Darauf erwiderte er bloß: “ Du lügst!“ – kein Wort weiter.

            Wir gingen durch halbgetauten Schnee und habgefrorenen Regen nach dem Hause, wo Christina und ihre Mutter wohnten. Mein Onkel war gut mit ihnen bekannt. Sie saßen gerade beim Frühstück und waren überrascht, uns zu dieser Stunde zu sehen.

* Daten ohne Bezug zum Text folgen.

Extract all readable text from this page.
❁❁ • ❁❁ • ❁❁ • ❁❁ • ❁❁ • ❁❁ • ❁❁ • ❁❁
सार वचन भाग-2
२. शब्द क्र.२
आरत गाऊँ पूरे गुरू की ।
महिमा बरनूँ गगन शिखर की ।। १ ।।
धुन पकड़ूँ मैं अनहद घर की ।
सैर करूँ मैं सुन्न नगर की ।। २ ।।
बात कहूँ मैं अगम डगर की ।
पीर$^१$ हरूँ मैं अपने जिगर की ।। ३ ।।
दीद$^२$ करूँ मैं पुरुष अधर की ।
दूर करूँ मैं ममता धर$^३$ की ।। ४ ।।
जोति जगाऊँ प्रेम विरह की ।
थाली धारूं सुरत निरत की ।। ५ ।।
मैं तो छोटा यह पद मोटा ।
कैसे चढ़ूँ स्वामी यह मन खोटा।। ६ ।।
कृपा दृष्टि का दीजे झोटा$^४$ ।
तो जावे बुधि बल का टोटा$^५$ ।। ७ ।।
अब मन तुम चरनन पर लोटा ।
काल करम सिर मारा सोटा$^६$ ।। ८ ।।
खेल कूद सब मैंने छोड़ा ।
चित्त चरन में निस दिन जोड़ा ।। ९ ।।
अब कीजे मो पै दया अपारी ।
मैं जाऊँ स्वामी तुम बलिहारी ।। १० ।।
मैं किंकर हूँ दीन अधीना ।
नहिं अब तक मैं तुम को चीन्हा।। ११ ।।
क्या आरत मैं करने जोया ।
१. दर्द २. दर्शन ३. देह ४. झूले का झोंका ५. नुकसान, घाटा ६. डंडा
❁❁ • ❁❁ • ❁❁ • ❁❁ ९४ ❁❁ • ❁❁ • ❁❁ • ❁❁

            “ Ihr Diener, Ma’am“, sagte mein Onkel zu der Mutter. “ Sie erraten wohl den Zweck meines Besuches, Ma’am. Wie ich höre, schließt dieses Haus eine Welt reiner, selbstloser, treuer Liebe ein. Ich bin glücklich, das zu bringen, was zur Vervollständigung dieser Welt einzig noch nötig ist. Ich bringe Ihnen Ihren Schwiegersohn, Ma’am, und Ihnen, Miß, Ihren Gatten. Der Gentleman ist ein vollkommen fremder Herr für mich, aber ich wünsche ihm Glück zu seinem weisen Handel.“

            Er zeigte mir die Zähne, als er das Zimmer verließ, und ich habe ihn nie wiedergesehen.

 

Es ist eine ganz falsche Annahme (fuhr der arme Verwandte fort), daß meine teuer Christina sich von ihrer Mutter überreden ließ und einen reichen Mann heiratete; daß sie jetzt oft an mir vorbeifährt und ihre Wagenräder mich von oben bis unten mit Kot bespritzen. Nein, nein. Sie heiratete mich.

            Wir heirateten sogar früher, als wir beabsichtigt hatten, und das kam so.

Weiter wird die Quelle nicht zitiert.